Spiders are “basically the robotic component that nature has built for us,” Preston tells Newscripts. He says that the so-called necrobots his lab makes aren’t really so different from mechanical devices made from leather or wood or any other material sourced from formerly living things. Plus, unlike conventional robot parts, spiders are biodegradable.
This research was honored with a 2023 Ig Nobel Prize in mechanical engineering and garnered a mention onThe Late Show with Stephen Colbert.
Yap and Preston say this is just the beginning of their necrobotic explorations. They’re working on a number of improvements to the spider bots, including moving each leg separately and adding wireless controls. And they envision that their reanimation techniques could be easily extended to other crawly critters, such as scorpions.
Gardens and the many things inside them are a timeworn trope in whodunits, as avid gardener, mystery reader, and nonfiction writer Marta McDowell explains. Her book Gardening Can Be Murder systematically reviews the role of horticulture in whodunits from the 19th century to the present day.

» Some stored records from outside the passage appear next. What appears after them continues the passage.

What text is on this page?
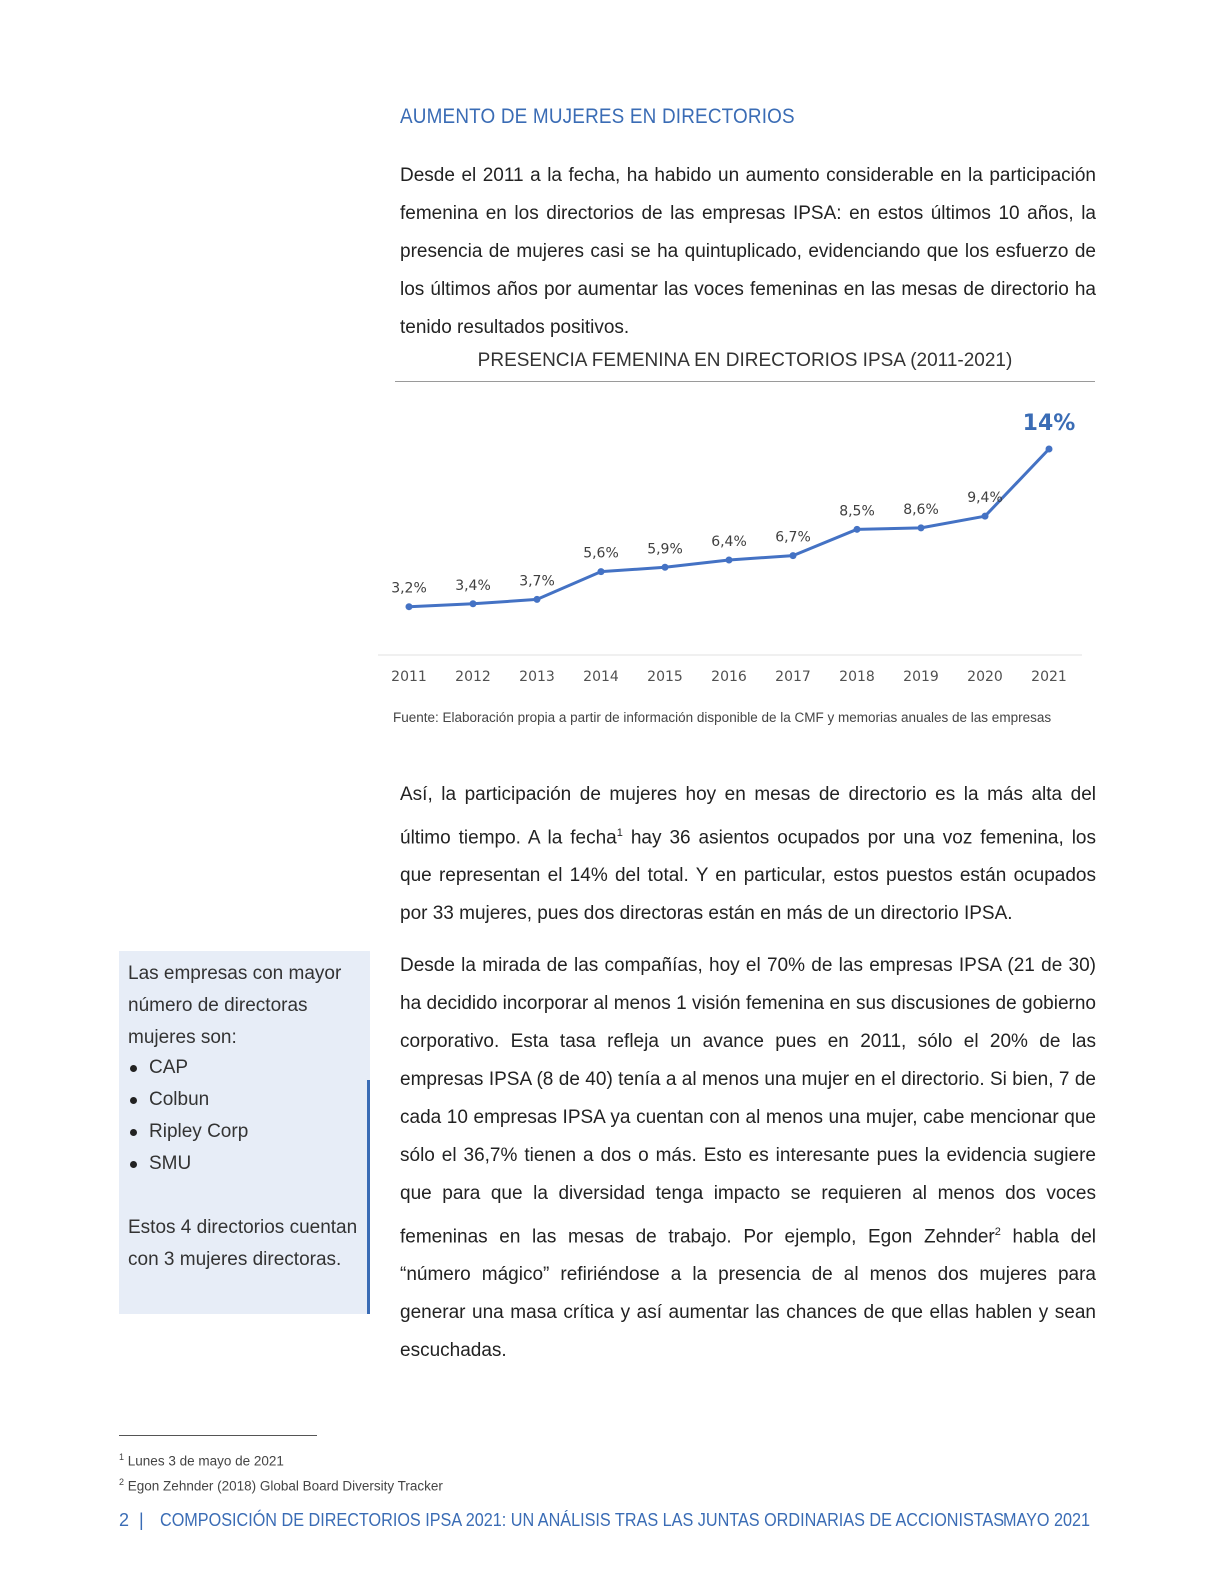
AUMENTO DE MUJERES EN DIRECTORIOS
Desde el 2011 a la fecha, ha habido un aumento considerable en la participación femenina en los directorios de las empresas IPSA: en estos últimos 10 años, la presencia de mujeres casi se ha quintuplicado, evidenciando que los esfuerzo de los últimos años por aumentar las voces femeninas en las mesas de directorio ha tenido resultados positivos.
PRESENCIA FEMENINA EN DIRECTORIOS IPSA (2011-2021)
3,2% 3,4% 3,7%
5,6% 5,9% 6,4% 6,7%
8,5% 8,6%
9,4%
14%
2011 2012 2013 2014 2015 2016 2017 2018 2019 2020 2021
Fuente: Elaboración propia a partir de información disponible de la CMF y memorias anuales de las empresas
Así, la participación de mujeres hoy en mesas de directorio es la más alta del último tiempo. A la fecha$^1$ hay 36 asientos ocupados por una voz femenina, los que representan el 14% del total. Y en particular, estos puestos están ocupados por 33 mujeres, pues dos directoras están en más de un directorio IPSA.
Desde la mirada de las compañías, hoy el 70% de las empresas IPSA (21 de 30) ha decidido incorporar al menos 1 visión femenina en sus discusiones de gobierno corporativo. Esta tasa refleja un avance pues en 2011, sólo el 20% de las empresas IPSA (8 de 40) tenía a al menos una mujer en el directorio. Si bien, 7 de cada 10 empresas IPSA ya cuentan con al menos una mujer, cabe mencionar que sólo el 36,7% tienen a dos o más. Esto es interesante pues la evidencia sugiere que para que la diversidad tenga impacto se requieren al menos dos voces femeninas en las mesas de trabajo. Por ejemplo, Egon Zehnder$^2$ habla del “número mágico” refiriéndose a la presencia de al menos dos mujeres para generar una masa crítica y así aumentar las chances de que ellas hablen y sean escuchadas.
Las empresas con mayor número de directoras mujeres son:
CAP
Colbun
Ripley Corp
SMU
Estos 4 directorios cuentan con 3 mujeres directoras.
$^1$ Lunes 3 de mayo de 2021
$^2$ Egon Zehnder (2018) Global Board Diversity Tracker
2 | COMPOSICIÓN DE DIRECTORIOS IPSA 2021: UN ANÁLISIS TRAS LAS JUNTAS ORDINARIAS DE ACCIONISTAS
MAYO 2021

McDowell structured her previous books as biographies of writers and their gardens, but she organizes Gardening Can Be Murder around the common elements of the mystery genre. The book includes chapters discussing gardens as settings, characters and authors with a fondness for flora, and of course the myriad ways that garden tools and plants (and the chemical substances within) can be used to commit dastardly deeds.
“It’s really a survey of detective fiction through the lens of the botanical and horticultural world,” McDowell tells Newscripts. “There are facts about botany and facts about chemistry and facts about the authors.”
Though McDowell is not a scientist by profession—she spent 20 years in the corporate world before devoting herself to horticulture and nonfiction writing—she says she appreciates how the scientific method connects gardening and mystery solving.
McDowell says she delighted in learning and sharing how scientific facts found their way into detective fiction. She gives Agatha Christie as the classic example of a mystery writer who used real chemistry and toxicology—picked up during Christie’s work in a pharmacy during World War I—to devious effect in her novels.
Asked what her perfect horticultural crime would be, McDowell says she’d procure spider venom from her neuropharmacologist cousin and paint it on rosebushes for a rival gardener to discover on pruning day.